Das Josefshaus gibt es inzwischen nicht mehr, es wurde in den 90er-Jahren des letzten Jahrhunderts abgerissen. Überdauert hat allerdings ein Foto, das ein zu der Zeit in Liebenau weilender Pfarrer aufgenommen hat. Sein Name: Alois Dangelmaier. Er verbrachte seine Urlaube in den Kriegsjahren in Liebenau und war in dieser Zeit dort Seelsorger für die Bewohner und Beichtpriester für die Ordensschwestern. Und er fotografierte. Auch am 2. Oktober 1940.
Identität wurde vor Deportation geprüft
Über 100 Bewohnerinnen und Bewohner standen am 2. Oktober 1940 auf der Transportliste des Innenministeriums. Dem Anstaltsleiter Josef Wilhelm gelang es mit dem Anstaltsarzt Gebhard Ritter und der Schwester M. Fausta 25 Menschen zurückzustellen. Die Übrigen brachte das Liebenauer Pflegepersonal aus ihren Wohnhäusern zu drei ehemaligen Postbussen. Vor dem Einstieg in die Busse an jenem Mittwochmorgen wurde ihre Identität geprüft und Personal der Tötungsanstalt Grafeneck drückte ihnen einen Stempel auf den Unterarm.
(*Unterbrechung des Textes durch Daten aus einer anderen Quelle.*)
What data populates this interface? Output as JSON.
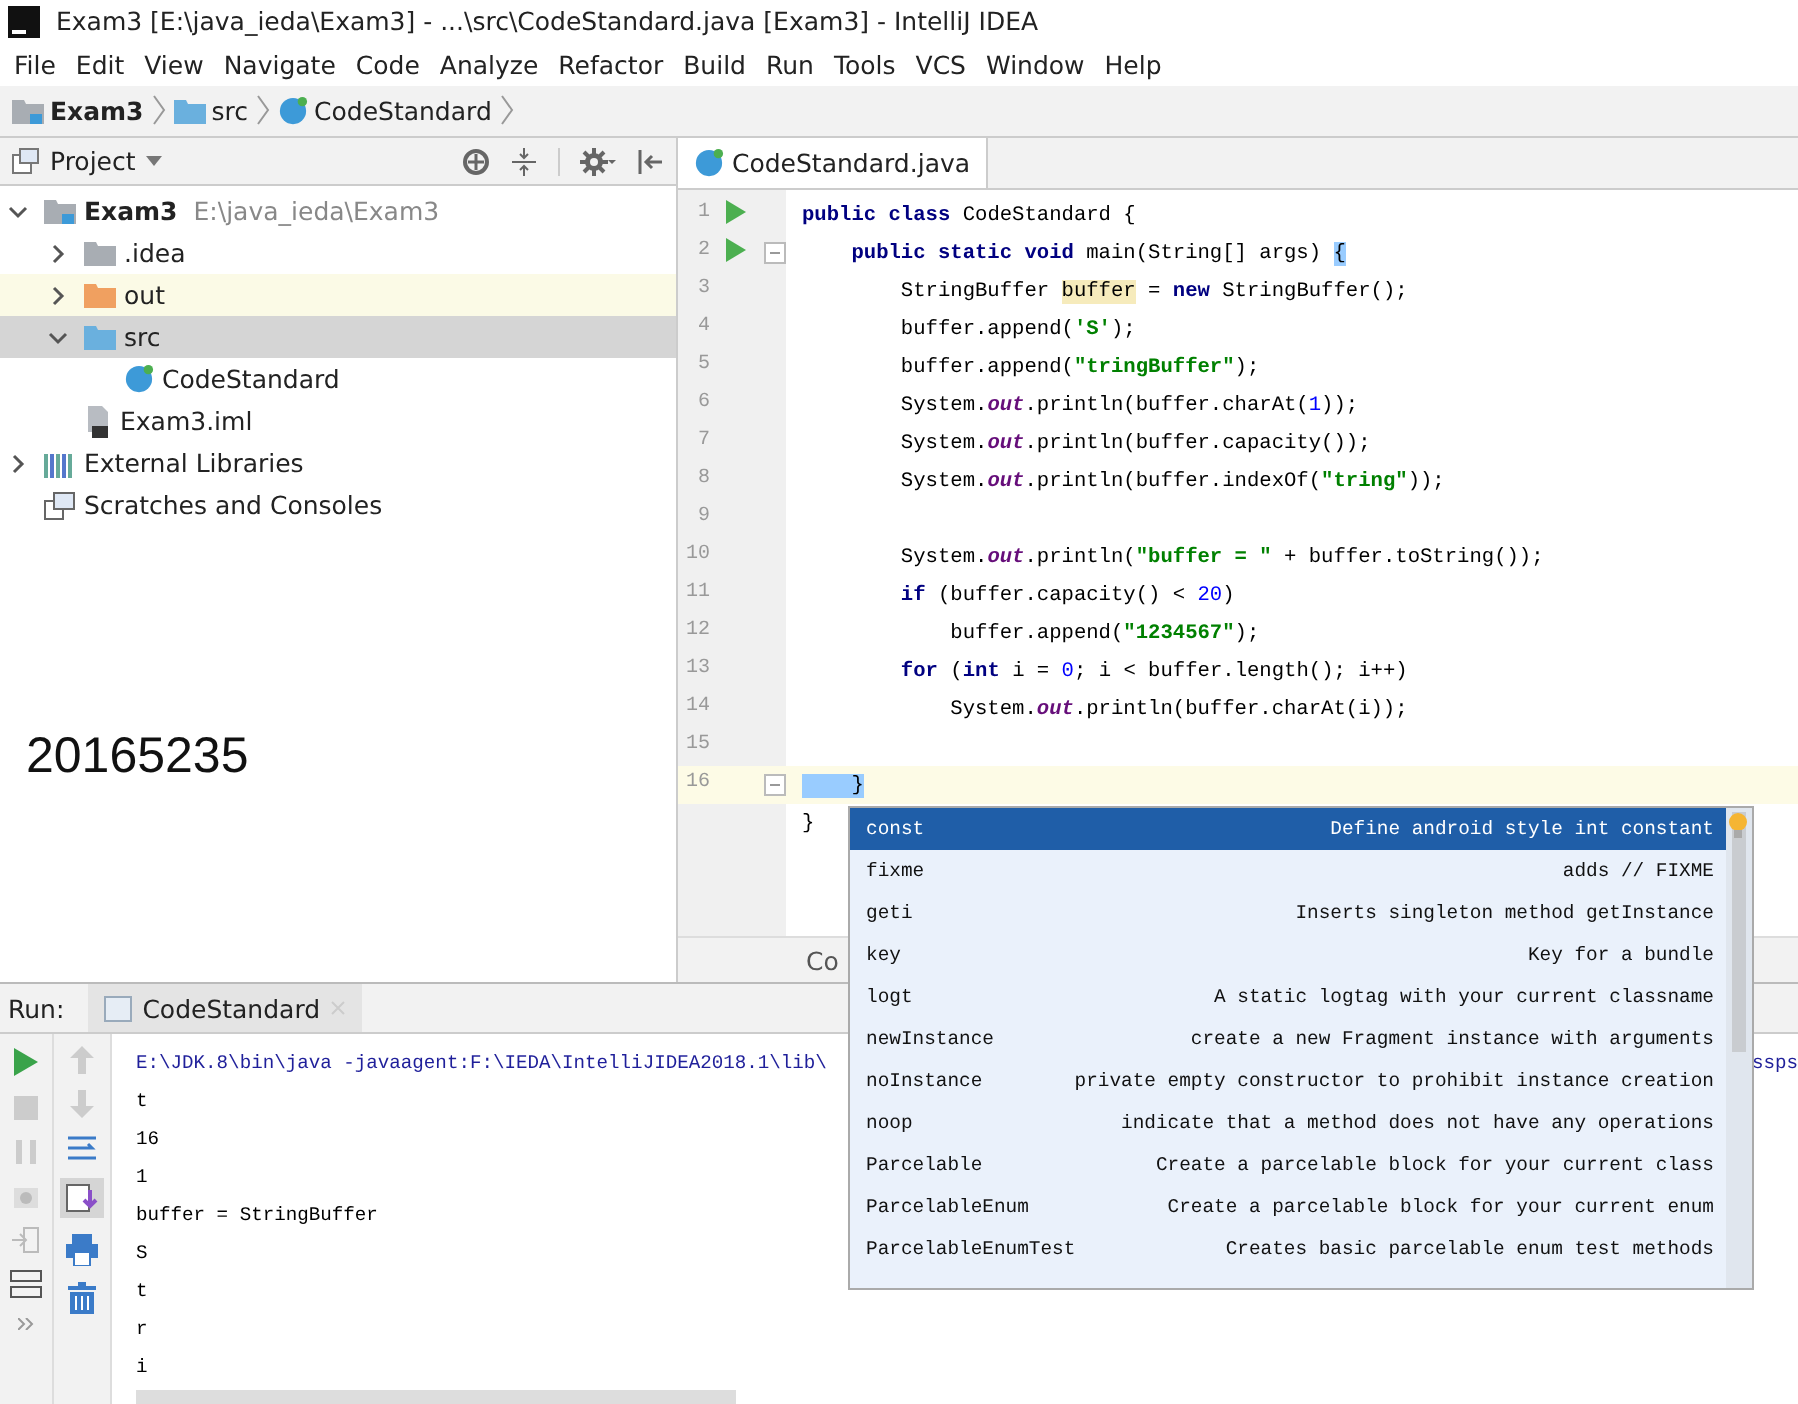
{
  "window": {
    "title": "Exam3 [E:\\java_ieda\\Exam3] - ...\\src\\CodeStandard.java [Exam3] - IntelliJ IDEA"
  },
  "menu": [
    "File",
    "Edit",
    "View",
    "Navigate",
    "Code",
    "Analyze",
    "Refactor",
    "Build",
    "Run",
    "Tools",
    "VCS",
    "Window",
    "Help"
  ],
  "breadcrumbs": [
    {
      "label": "Exam3",
      "kind": "module"
    },
    {
      "label": "src",
      "kind": "folder"
    },
    {
      "label": "CodeStandard",
      "kind": "class"
    }
  ],
  "project": {
    "title": "Project",
    "tree": [
      {
        "label": "Exam3",
        "note": "E:\\java_ieda\\Exam3",
        "kind": "module",
        "expanded": true,
        "selected": false,
        "highlighted": false,
        "children": [
          {
            "label": ".idea",
            "kind": "folder",
            "expanded": false,
            "selected": false,
            "highlighted": false
          },
          {
            "label": "out",
            "kind": "excluded",
            "expanded": false,
            "selected": false,
            "highlighted": true
          },
          {
            "label": "src",
            "kind": "source",
            "expanded": true,
            "selected": true,
            "highlighted": false,
            "children": [
              {
                "label": "CodeStandard",
                "kind": "class",
                "selected": false,
                "highlighted": false
              }
            ]
          },
          {
            "label": "Exam3.iml",
            "kind": "file",
            "selected": false,
            "highlighted": false
          }
        ]
      },
      {
        "label": "External Libraries",
        "kind": "libraries",
        "expanded": false,
        "selected": false,
        "highlighted": false
      },
      {
        "label": "Scratches and Consoles",
        "kind": "scratches",
        "selected": false,
        "highlighted": false
      }
    ],
    "big_text": "20165235"
  },
  "editor": {
    "tabs": [
      {
        "label": "CodeStandard.java",
        "selected": true
      }
    ],
    "lines": [
      {
        "number": "1",
        "run": true,
        "fold": false,
        "current": false,
        "tokens": [
          {
            "kind": "keyword",
            "text": "public class"
          },
          {
            "kind": "plain",
            "text": " CodeStandard {"
          }
        ]
      },
      {
        "number": "2",
        "run": true,
        "fold": true,
        "current": false,
        "tokens": [
          {
            "kind": "keyword",
            "text": "    public static void"
          },
          {
            "kind": "plain",
            "text": " main(String[] args) "
          },
          {
            "kind": "brace",
            "text": "{"
          }
        ]
      },
      {
        "number": "3",
        "run": false,
        "fold": false,
        "current": false,
        "tokens": [
          {
            "kind": "plain",
            "text": "        StringBuffer "
          },
          {
            "kind": "highlight",
            "text": "buffer"
          },
          {
            "kind": "plain",
            "text": " = "
          },
          {
            "kind": "keyword",
            "text": "new"
          },
          {
            "kind": "plain",
            "text": " StringBuffer();"
          }
        ]
      },
      {
        "number": "4",
        "run": false,
        "fold": false,
        "current": false,
        "tokens": [
          {
            "kind": "plain",
            "text": "        buffer.append("
          },
          {
            "kind": "string",
            "text": "'S'"
          },
          {
            "kind": "plain",
            "text": ");"
          }
        ]
      },
      {
        "number": "5",
        "run": false,
        "fold": false,
        "current": false,
        "tokens": [
          {
            "kind": "plain",
            "text": "        buffer.append("
          },
          {
            "kind": "string",
            "text": "\"tringBuffer\""
          },
          {
            "kind": "plain",
            "text": ");"
          }
        ]
      },
      {
        "number": "6",
        "run": false,
        "fold": false,
        "current": false,
        "tokens": [
          {
            "kind": "plain",
            "text": "        System."
          },
          {
            "kind": "field",
            "text": "out"
          },
          {
            "kind": "plain",
            "text": ".println(buffer.charAt("
          },
          {
            "kind": "number",
            "text": "1"
          },
          {
            "kind": "plain",
            "text": "));"
          }
        ]
      },
      {
        "number": "7",
        "run": false,
        "fold": false,
        "current": false,
        "tokens": [
          {
            "kind": "plain",
            "text": "        System."
          },
          {
            "kind": "field",
            "text": "out"
          },
          {
            "kind": "plain",
            "text": ".println(buffer.capacity());"
          }
        ]
      },
      {
        "number": "8",
        "run": false,
        "fold": false,
        "current": false,
        "tokens": [
          {
            "kind": "plain",
            "text": "        System."
          },
          {
            "kind": "field",
            "text": "out"
          },
          {
            "kind": "plain",
            "text": ".println(buffer.indexOf("
          },
          {
            "kind": "string",
            "text": "\"tring\""
          },
          {
            "kind": "plain",
            "text": "));"
          }
        ]
      },
      {
        "number": "9",
        "run": false,
        "fold": false,
        "current": false
      },
      {
        "number": "10",
        "run": false,
        "fold": false,
        "current": false,
        "tokens": [
          {
            "kind": "plain",
            "text": "        System."
          },
          {
            "kind": "field",
            "text": "out"
          },
          {
            "kind": "plain",
            "text": ".println("
          },
          {
            "kind": "string",
            "text": "\"buffer = \""
          },
          {
            "kind": "plain",
            "text": " + buffer.toString());"
          }
        ]
      },
      {
        "number": "11",
        "run": false,
        "fold": false,
        "current": false,
        "tokens": [
          {
            "kind": "keyword",
            "text": "        if"
          },
          {
            "kind": "plain",
            "text": " (buffer.capacity() < "
          },
          {
            "kind": "number",
            "text": "20"
          },
          {
            "kind": "plain",
            "text": ")"
          }
        ]
      },
      {
        "number": "12",
        "run": false,
        "fold": false,
        "current": false,
        "tokens": [
          {
            "kind": "plain",
            "text": "            buffer.append("
          },
          {
            "kind": "string",
            "text": "\"1234567\""
          },
          {
            "kind": "plain",
            "text": ");"
          }
        ]
      },
      {
        "number": "13",
        "run": false,
        "fold": false,
        "current": false,
        "tokens": [
          {
            "kind": "keyword",
            "text": "        for"
          },
          {
            "kind": "plain",
            "text": " ("
          },
          {
            "kind": "keyword",
            "text": "int"
          },
          {
            "kind": "plain",
            "text": " i = "
          },
          {
            "kind": "number",
            "text": "0"
          },
          {
            "kind": "plain",
            "text": "; i < buffer.length(); i++)"
          }
        ]
      },
      {
        "number": "14",
        "run": false,
        "fold": false,
        "current": false,
        "tokens": [
          {
            "kind": "plain",
            "text": "            System."
          },
          {
            "kind": "field",
            "text": "out"
          },
          {
            "kind": "plain",
            "text": ".println(buffer.charAt(i));"
          }
        ]
      },
      {
        "number": "15",
        "run": false,
        "fold": false,
        "current": false
      },
      {
        "number": "16",
        "run": false,
        "fold": true,
        "current": true,
        "tokens": [
          {
            "kind": "brace",
            "text": "    }"
          }
        ]
      },
      {
        "tokens": [
          {
            "kind": "plain",
            "text": "}"
          }
        ]
      }
    ],
    "footer_text": "Co"
  },
  "completion_popup": {
    "items": [
      {
        "name": "const",
        "description": "Define android style int constant",
        "selected": true
      },
      {
        "name": "fixme",
        "description": "adds // FIXME",
        "selected": false
      },
      {
        "name": "geti",
        "description": "Inserts singleton method getInstance",
        "selected": false
      },
      {
        "name": "key",
        "description": "Key for a bundle",
        "selected": false
      },
      {
        "name": "logt",
        "description": "A static logtag with your current classname",
        "selected": false
      },
      {
        "name": "newInstance",
        "description": "create a new Fragment instance with arguments",
        "selected": false
      },
      {
        "name": "noInstance",
        "description": "private empty constructor to prohibit instance creation",
        "selected": false
      },
      {
        "name": "noop",
        "description": "indicate that a method does not have any operations",
        "selected": false
      },
      {
        "name": "Parcelable",
        "description": "Create a parcelable block for your current class",
        "selected": false
      },
      {
        "name": "ParcelableEnum",
        "description": "Create a parcelable block for your current enum",
        "selected": false
      },
      {
        "name": "ParcelableEnumTest",
        "description": "Creates basic parcelable enum test methods",
        "selected": false
      }
    ]
  },
  "run_panel": {
    "label": "Run:",
    "tabs": [
      {
        "label": "CodeStandard",
        "selected": true
      }
    ],
    "console": [
      {
        "kind": "command",
        "text": "E:\\JDK.8\\bin\\java -javaagent:F:\\IEDA\\IntelliJIDEA2018.1\\lib\\",
        "tail": "ssps"
      },
      {
        "kind": "output",
        "text": "t"
      },
      {
        "kind": "output",
        "text": "16"
      },
      {
        "kind": "output",
        "text": "1"
      },
      {
        "kind": "output",
        "text": "buffer = StringBuffer"
      },
      {
        "kind": "output",
        "text": "S"
      },
      {
        "kind": "output",
        "text": "t"
      },
      {
        "kind": "output",
        "text": "r"
      },
      {
        "kind": "output",
        "text": "i"
      }
    ]
  }
}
Heimlich aufgenommenes Foto
Genau diese Szene hat Alois Dangelmaier fotografisch festgehalten. Dass er es heimlich tat, steht außer Frage. Erst vor einigen Monaten ist im Archiv der Stiftung Liebenau durch die Forschungsstelle „lastseen“ der Freien Universität Berlin ein Farbdia des Fotos entdeckt worden, dass einen größeren Ausschnitt der Szene zeigt. Darauf deutet sich ein Schatten im rechten Bildrand an. Das sei typisch für Aufnahmen aus dem Verborgenen aus dieser Zeit, wie die wissenschaftliche Mitarbeiterin Lisa Paduch von „lastseen“ deutete. Dangelmaier fotografierte aus einem Fenster des damaligen Josefhauses.
Bild weltweit angefragt
Szenen, wie die, die Alois Dangelmaier fotografierte, gab es deutschlandweit an die tausend. Doch nur seine Aufnahme ist bislang die einzige, die die Situation unmittelbar vor der Deportation zeigt. Sein Foto ist daher weltweit von vielen Forschungsstellen, Museen, Kommunen, Schulbuchverlagen und Medienschaffenden, die sich mit dem Nationalsozialismus und NS-„Euthanasie“ beschäftigen, angefragt worden. In den Regalen der Stiftung Liebenau stehen mittlerweile unter anderem auch Belegexemplare aus Japan, Australien und den USA.